Ce travail minutieux a permis d’établir une cartographie des hommes/femmes politiques belges francophones sur la Twittosphère.

La conclusion est sans appel : « peut mieux faire » ! Entre les adeptes du « moi je », les inscrits aux abonnés absents de ce média de visibilité, les bien présents mais qui ne suivent pas les conversations des membres de leur propre camp… les partis politiques ont, dans l’ensemble, énormément de pain sur la planche pour s’approprier au mieux leur présence sur la twittosphère.

En quoi cette étude est-elle unique ?

    1. C’est la première étude qui donne un panorama aussi complet par parti politique francophone, de la base (militants) aux grands pontes, en passant par les élus locaux.
    2. Cette étude passe sous la loupe à la fois les interactions des hommes politiques avec l’extérieur (ce qu’ils retweetent, notamment), mais aussi les interactions au sein de leurs réseaux.
    3. En règle générale, les relations entre journalistes et hommes politiques sont plutôt de l’ordre du secret. Or Twitter sort ces interactions de l’ombre et fait apparaître des réseaux. Si le fait que des journalistes passent du côté du monde politique n’est pas nouveau, cette étude rend les réseaux et les affinités plus tangibles.

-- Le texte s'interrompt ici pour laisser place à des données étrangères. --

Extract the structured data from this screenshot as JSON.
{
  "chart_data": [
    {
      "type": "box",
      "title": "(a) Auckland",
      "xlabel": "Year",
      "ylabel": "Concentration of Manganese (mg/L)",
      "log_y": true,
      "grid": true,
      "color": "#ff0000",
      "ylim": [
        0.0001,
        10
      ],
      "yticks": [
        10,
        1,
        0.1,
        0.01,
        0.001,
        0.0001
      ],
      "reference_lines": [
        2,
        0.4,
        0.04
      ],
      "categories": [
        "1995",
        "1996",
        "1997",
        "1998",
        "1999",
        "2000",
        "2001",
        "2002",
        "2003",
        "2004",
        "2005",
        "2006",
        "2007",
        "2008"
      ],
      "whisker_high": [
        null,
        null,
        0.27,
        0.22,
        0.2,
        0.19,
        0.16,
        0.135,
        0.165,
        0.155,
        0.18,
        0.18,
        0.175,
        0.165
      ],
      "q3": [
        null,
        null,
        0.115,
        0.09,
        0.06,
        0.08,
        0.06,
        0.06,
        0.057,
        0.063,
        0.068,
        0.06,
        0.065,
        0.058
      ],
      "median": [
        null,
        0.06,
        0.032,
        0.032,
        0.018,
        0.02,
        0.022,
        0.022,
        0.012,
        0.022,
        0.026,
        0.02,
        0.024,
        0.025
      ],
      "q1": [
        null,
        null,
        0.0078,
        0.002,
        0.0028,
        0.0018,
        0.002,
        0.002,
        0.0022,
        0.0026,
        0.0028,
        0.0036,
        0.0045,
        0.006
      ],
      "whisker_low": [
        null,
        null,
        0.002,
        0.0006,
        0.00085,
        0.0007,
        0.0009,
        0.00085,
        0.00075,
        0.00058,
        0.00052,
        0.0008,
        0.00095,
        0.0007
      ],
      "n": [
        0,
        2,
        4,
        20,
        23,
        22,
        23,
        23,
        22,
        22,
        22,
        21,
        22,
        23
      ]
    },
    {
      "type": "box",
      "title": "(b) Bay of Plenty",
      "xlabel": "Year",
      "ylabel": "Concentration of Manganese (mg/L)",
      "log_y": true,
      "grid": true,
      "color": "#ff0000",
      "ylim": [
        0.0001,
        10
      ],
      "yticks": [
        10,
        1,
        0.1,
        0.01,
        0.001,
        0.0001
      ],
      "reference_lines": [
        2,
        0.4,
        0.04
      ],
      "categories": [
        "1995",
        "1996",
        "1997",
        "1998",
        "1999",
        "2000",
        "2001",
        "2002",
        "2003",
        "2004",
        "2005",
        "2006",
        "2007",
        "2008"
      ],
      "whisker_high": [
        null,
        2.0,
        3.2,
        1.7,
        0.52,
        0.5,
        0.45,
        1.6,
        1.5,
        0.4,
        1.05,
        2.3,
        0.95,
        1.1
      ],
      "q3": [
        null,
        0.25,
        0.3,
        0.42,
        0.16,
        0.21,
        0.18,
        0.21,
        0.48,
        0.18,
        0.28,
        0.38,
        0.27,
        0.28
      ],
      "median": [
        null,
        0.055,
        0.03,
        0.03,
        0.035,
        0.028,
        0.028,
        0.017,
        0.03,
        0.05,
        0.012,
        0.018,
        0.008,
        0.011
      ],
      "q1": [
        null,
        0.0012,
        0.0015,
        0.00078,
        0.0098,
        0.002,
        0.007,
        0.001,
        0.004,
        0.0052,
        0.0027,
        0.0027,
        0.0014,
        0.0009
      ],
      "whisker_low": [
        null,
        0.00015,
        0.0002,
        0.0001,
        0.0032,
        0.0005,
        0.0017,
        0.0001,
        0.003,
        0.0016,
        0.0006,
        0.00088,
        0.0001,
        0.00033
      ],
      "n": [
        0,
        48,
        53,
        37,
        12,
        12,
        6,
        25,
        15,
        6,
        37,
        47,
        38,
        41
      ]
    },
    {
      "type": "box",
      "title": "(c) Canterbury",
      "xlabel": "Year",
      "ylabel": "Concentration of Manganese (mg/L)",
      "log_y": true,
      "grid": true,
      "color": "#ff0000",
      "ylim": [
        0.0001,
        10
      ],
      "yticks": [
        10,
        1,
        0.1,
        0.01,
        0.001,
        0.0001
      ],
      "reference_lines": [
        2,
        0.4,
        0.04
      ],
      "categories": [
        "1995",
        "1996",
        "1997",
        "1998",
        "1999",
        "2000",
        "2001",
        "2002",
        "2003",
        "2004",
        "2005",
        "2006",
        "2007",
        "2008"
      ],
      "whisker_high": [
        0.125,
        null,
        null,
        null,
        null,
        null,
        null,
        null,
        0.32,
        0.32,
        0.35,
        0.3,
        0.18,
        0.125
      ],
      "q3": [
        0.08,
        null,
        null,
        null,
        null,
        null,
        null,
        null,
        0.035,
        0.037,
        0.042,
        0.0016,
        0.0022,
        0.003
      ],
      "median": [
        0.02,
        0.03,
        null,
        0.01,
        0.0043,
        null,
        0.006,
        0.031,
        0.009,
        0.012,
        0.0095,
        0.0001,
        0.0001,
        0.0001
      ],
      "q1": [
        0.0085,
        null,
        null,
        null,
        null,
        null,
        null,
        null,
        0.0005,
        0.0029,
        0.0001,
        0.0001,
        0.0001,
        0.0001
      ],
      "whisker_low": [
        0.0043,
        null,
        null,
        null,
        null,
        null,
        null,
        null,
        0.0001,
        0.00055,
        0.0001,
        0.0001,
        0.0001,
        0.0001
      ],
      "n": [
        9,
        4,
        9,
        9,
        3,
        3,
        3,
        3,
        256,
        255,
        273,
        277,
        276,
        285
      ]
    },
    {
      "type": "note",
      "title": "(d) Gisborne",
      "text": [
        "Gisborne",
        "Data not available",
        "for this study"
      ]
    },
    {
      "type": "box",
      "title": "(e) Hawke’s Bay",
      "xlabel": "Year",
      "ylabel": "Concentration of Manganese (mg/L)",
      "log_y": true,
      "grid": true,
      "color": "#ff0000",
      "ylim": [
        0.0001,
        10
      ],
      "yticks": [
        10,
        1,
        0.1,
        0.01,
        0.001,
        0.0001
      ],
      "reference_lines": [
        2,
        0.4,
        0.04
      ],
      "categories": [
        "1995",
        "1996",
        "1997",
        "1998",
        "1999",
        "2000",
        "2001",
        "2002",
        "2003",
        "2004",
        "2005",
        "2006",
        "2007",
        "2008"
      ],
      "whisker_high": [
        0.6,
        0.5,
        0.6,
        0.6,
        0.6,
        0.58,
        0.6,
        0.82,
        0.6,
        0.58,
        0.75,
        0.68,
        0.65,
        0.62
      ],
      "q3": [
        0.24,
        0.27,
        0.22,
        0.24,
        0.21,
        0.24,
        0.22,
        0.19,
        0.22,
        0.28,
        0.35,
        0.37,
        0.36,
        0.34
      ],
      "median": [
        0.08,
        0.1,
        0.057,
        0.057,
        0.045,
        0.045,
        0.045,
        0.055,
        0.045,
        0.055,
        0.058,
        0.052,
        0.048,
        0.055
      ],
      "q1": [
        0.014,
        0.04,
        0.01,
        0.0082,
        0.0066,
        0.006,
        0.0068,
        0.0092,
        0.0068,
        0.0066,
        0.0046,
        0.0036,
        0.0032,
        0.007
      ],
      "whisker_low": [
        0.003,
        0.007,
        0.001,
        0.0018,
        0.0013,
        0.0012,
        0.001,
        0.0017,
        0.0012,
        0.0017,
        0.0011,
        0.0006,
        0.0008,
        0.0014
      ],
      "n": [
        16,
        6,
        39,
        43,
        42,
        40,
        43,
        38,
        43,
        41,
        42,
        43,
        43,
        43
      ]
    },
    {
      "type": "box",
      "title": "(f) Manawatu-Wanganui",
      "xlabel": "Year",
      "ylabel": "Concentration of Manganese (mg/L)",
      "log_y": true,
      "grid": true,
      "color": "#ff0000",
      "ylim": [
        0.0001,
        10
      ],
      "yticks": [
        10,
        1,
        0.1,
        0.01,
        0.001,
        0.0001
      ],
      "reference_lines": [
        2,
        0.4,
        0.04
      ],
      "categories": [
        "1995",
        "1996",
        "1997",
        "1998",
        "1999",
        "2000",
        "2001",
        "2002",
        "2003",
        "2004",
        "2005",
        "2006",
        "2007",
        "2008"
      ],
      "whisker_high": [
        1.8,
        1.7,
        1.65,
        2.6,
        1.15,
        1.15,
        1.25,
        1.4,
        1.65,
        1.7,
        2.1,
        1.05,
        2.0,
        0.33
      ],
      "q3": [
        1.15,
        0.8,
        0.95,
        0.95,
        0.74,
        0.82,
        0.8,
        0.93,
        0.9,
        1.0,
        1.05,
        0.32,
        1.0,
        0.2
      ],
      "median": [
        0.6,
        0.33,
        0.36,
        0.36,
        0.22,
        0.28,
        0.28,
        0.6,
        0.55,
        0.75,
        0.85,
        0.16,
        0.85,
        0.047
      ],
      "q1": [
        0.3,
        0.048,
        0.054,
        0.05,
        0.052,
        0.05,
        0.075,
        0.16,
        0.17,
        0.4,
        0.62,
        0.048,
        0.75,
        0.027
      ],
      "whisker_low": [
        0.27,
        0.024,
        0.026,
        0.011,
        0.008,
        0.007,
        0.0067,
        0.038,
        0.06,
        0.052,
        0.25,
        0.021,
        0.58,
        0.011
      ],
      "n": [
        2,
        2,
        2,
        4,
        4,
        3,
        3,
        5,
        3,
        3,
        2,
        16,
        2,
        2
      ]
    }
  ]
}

PORTRAIT DE L’HOMO POLITICUS BELGE

Premier constat : en moyenne, la personnalité politique belge francophone n’est pas particulièrement active sur Twitter. Bien moins actif(ve) que la majorité des twittos, l’homme/la femme politique moyen(ne) a tweeté 1682 fois depuis l’apparition du média social. De même, à part les grands ténors des partis, il/elle dispose de relativement très peu de followers.

Les politiques les plus suivis sont les chefs de file des partis. Le cdH semble, par contre, tout à fait perdu parmi les partis historiques et fait preuve d’un manque total de stratégie et de leadership en la matière. À noter que Frédéric Cauderlier, porte-parole de Charles Michel, occupe une place tout à fait prépondérante. Signe que le fait d’être un ancien journaliste a des avantages…

Autre constat : à l’exception d’Ecolo et du PTB, qui ont bien intégré le fait que Twitter représente un outil de visibilité non négligeable, l’homo politicus belge francophone actif sur Twitter pratique essentiellement l’art de l’autopromotion, avec quelques personnalités se distinguant particulièrement dans ce sport intitulé « moi je ». Au bout du compte, peu de personnalités parviennent à mobiliser l’engagement sur la twittosphère (mentions + retweets).

L’homo politicus belge francophone part également un peu trop du principe que son parti est clairement connu de tous (particulièrement au PS, dont un bon nombre d’élus considèrent que tout le monde sait à quel parti ils appartiennent.)

Enfin, peu d’hommes politiques maitrisent l’art du newsjacking, à savoir le fait de rebondir sur l’actualité avec aisance. On peut également être surpris de voir que les articles sur la culture ou le sport ne sont pas plus utilisés pour asseoir leur côté humain et « montrer les coulisses » des partis.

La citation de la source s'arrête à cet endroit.